Don-Chad commented 1 year ago

@haotian-liu Would you please want to share the settings for the AutoGPTQ quantisation - if any? I would like to see if I can get GPTQ-for-LLaMa working.

haotian-liu commented 1 year ago

Hi @Don-Chad

Thank you for sharing the info and for offering the help!

Regarding exllama, it seems to be some compatibility issue with the text-gen-ui itself, as also confirmed by https://github.com/oobabooga/text-generation-webui/pull/3377#issuecomment-1658311157

For AutoGPTQ quantization I used for creating this checkpoint. I basically use the sample script from AutoGPTQ repo, which I attach here.

You need to make a few modifications to your checkpoints though to properly run the script:

Download https://huggingface.co/liuhaotian/llava-llama-2-13b-chat-lightning-preview to local Make following edits to the config.json LlavaLlamaForCausalLM -> LlamaForCausalLM "model_type": "llava" -> "llama"

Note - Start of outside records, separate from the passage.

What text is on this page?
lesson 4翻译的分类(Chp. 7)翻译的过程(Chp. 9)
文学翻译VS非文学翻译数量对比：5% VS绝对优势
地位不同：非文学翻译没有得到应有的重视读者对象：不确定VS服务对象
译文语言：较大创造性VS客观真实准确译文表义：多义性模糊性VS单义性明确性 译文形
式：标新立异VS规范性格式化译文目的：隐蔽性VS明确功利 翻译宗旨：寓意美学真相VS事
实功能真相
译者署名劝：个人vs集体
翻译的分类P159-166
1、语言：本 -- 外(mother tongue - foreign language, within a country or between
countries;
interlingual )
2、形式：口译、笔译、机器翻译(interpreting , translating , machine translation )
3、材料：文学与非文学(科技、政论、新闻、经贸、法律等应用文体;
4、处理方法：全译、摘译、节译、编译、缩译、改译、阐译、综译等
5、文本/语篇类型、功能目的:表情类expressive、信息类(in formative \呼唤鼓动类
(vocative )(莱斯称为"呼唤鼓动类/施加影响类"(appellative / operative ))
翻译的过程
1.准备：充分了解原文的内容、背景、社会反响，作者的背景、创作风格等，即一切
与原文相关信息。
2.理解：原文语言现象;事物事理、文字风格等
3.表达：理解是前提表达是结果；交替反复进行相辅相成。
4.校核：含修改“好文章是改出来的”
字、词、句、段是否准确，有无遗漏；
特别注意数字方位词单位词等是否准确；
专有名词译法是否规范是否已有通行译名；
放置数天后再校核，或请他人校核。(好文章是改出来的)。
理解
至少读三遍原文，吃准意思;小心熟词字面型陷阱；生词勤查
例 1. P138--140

Note that I am quite new to these quantization techniques, so they are probably not the best parameters to use. Please share if you have any thoughts or findings to get better quality/compatibility.

Thanks.

chigkim commented 1 year ago

Whatever worth, I got the quantized model using oobabooga/GPTQ-for-LLaMa to work with AutoGPTQ loader. If you quantize using qwopqwop200/GPTQ-for-LLaMa, it doesn't work. Here's what I did.

  1. Modified config.json as @haotian-liu described above.
  2. Quantized using the command below. python repositories/GPTQ-for-LLaMa/llama.py models/liuhaotian_llava-llama-2-13b-chat-lightning-preview c4 --wbits 4 --true-sequential --groupsize 128 --save_safetensors models/liuhaotian_llava-llama-2-13b-chat-lightning-preview/llava-llama-2-13b-chat-4bit-128g.safetensors
  3. Checked out the pull request.
    git fetch origin pull/3377/head:br3377
    git checkout br3377
  4. Loaded using --multimodal-pipeline llava-llama-2-13b. The output was correct. However, this still doesn't work with exllama. Hopefully they could fix it soon, because exllama is significantly faster.
anan1030 commented 1 month ago

Hi, anyone know the python code to do inference without using the webui?